Il testo e le immagini ci mostrano un mondo desolato di edifici abbandonati sprangati o cadenti, lotti sommersi di erbacce e immondizie, e in questo scenario che sembra creato da Philip Dick sopravvive la stessa umanità di prostitute e giovani criminali che abbiamo già visto vagare per il Bronx, anch’essa dentro e fuori di prigione o dai centri di riabilitazione, senza una abitazione stabile e sempre in cerca di quanto necessario per le dosi quotidiane di eroina, di crack, di metamfetamina o di qualsiasi altra droga che possa essere utile per tenersi su. Ciò che colpisce particolarmente Ardane è che gli unici luoghi che accolgono questa umanità così sofferente sono di nuovo i McDonald e le chiese.

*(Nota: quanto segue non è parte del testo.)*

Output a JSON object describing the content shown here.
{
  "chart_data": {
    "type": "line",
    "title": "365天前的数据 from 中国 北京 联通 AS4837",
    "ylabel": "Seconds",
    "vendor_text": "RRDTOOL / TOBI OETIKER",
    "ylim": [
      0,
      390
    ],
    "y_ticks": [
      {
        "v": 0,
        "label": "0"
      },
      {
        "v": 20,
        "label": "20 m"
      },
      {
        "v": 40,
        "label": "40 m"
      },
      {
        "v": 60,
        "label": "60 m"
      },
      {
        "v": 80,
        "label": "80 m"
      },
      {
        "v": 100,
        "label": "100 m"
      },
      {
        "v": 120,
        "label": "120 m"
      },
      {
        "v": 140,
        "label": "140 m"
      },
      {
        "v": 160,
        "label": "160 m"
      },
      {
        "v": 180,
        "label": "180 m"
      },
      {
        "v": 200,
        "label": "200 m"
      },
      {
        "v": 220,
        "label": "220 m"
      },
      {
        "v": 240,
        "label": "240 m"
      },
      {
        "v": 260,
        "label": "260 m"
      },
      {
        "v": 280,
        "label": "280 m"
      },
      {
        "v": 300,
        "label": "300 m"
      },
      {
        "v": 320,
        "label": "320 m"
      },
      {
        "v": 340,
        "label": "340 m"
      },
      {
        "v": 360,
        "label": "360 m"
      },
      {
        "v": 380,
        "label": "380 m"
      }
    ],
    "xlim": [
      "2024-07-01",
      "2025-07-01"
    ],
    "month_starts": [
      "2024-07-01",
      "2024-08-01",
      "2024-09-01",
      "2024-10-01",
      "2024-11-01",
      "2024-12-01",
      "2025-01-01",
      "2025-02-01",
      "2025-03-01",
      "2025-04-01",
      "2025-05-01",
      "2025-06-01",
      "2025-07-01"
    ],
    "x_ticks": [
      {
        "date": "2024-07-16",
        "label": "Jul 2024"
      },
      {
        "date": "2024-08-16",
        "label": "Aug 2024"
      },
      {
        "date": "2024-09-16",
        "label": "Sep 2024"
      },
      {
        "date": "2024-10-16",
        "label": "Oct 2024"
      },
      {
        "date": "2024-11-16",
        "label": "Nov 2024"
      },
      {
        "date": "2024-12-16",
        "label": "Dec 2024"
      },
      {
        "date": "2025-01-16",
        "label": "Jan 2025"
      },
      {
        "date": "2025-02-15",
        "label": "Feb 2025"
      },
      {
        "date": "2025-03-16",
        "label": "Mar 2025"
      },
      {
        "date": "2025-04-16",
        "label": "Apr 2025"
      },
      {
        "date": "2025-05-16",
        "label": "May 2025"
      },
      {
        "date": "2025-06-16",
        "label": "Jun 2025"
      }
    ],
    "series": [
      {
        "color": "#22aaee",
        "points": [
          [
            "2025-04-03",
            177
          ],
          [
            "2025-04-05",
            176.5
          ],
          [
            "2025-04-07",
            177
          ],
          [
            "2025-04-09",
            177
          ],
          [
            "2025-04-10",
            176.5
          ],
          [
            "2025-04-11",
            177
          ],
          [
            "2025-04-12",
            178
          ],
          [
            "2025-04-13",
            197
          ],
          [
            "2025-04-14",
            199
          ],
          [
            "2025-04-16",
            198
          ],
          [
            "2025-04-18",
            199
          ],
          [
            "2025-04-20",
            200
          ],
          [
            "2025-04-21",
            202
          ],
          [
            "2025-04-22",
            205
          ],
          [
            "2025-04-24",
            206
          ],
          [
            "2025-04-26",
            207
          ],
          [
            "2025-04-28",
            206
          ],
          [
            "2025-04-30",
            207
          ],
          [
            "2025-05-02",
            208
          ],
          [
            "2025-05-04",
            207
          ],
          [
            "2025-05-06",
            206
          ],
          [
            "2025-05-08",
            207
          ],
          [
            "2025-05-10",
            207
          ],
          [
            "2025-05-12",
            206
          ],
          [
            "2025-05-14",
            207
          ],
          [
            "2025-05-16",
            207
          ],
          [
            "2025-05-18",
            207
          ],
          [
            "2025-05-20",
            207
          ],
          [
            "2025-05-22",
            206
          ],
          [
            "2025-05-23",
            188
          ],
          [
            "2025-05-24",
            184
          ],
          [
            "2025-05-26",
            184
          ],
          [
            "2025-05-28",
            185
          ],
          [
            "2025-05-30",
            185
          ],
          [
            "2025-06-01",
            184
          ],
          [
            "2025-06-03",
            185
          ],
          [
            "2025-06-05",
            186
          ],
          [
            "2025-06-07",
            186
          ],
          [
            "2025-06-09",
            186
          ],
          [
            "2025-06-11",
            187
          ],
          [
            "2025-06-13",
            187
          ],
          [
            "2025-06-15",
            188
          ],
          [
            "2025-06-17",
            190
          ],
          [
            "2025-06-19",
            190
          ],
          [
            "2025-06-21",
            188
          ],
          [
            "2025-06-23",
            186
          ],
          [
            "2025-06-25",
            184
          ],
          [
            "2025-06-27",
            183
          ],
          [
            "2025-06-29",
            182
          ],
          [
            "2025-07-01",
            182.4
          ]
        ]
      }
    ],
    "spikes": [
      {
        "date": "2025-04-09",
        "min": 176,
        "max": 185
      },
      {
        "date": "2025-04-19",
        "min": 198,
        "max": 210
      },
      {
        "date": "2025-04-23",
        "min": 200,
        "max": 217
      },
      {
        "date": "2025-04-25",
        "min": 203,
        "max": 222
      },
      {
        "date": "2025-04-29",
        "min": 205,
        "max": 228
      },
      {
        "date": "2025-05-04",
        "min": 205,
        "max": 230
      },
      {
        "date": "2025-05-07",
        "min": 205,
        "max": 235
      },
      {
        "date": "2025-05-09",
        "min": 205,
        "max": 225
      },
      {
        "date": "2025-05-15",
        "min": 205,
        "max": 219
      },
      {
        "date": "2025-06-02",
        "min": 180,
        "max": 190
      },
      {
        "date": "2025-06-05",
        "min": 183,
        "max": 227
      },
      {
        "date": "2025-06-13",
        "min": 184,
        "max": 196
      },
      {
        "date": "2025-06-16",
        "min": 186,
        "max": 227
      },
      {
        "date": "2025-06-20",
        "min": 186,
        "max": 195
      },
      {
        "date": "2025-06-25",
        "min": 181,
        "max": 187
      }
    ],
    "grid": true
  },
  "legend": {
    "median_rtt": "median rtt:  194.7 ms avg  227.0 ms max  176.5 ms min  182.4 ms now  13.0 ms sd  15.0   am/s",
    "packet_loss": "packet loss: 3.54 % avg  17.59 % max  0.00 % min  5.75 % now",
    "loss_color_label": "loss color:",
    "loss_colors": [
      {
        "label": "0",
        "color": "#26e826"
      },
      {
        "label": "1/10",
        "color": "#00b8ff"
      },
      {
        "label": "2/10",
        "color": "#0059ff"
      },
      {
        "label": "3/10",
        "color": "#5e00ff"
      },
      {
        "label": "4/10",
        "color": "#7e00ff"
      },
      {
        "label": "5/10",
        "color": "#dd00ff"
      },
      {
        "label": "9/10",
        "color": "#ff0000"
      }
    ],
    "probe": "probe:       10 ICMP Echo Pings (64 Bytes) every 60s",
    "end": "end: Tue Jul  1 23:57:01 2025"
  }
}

Anzi, nota l’autore, sovente coloro che stazionano nei McDonald sono gli stessi che frequentano le chiese, sono persone che in entrambi i luoghi passano ore a leggere la Bibbia ed è sorprendente quanto sia comune trovare Bibbie lerce nelle crackhouse o copie del Corano negli edifici abbandonati, e racconta di una coppia che nel suo vagare si portava dietro l’immagine dell’Ultima Cena, forse l’unica cosa che possedevano. È qualcosa che spiazza l’uomo di Wall Street, ossessionato dai numeri e convinto che nella scienza vi siano tutte le risposte necessarie, e se lo spiega col fatto che, diversamente da come agiscono le istituzioni assistenziali, nelle chiese nessuno ti chiede credenziali, divenendo così l’unica fonte di speranza. In fondo è la stessa speranza che tanti anni prima raccoglieva attorno alle chiese i personaggi afroamericani di “Gridalo forte” di James Baldwin.”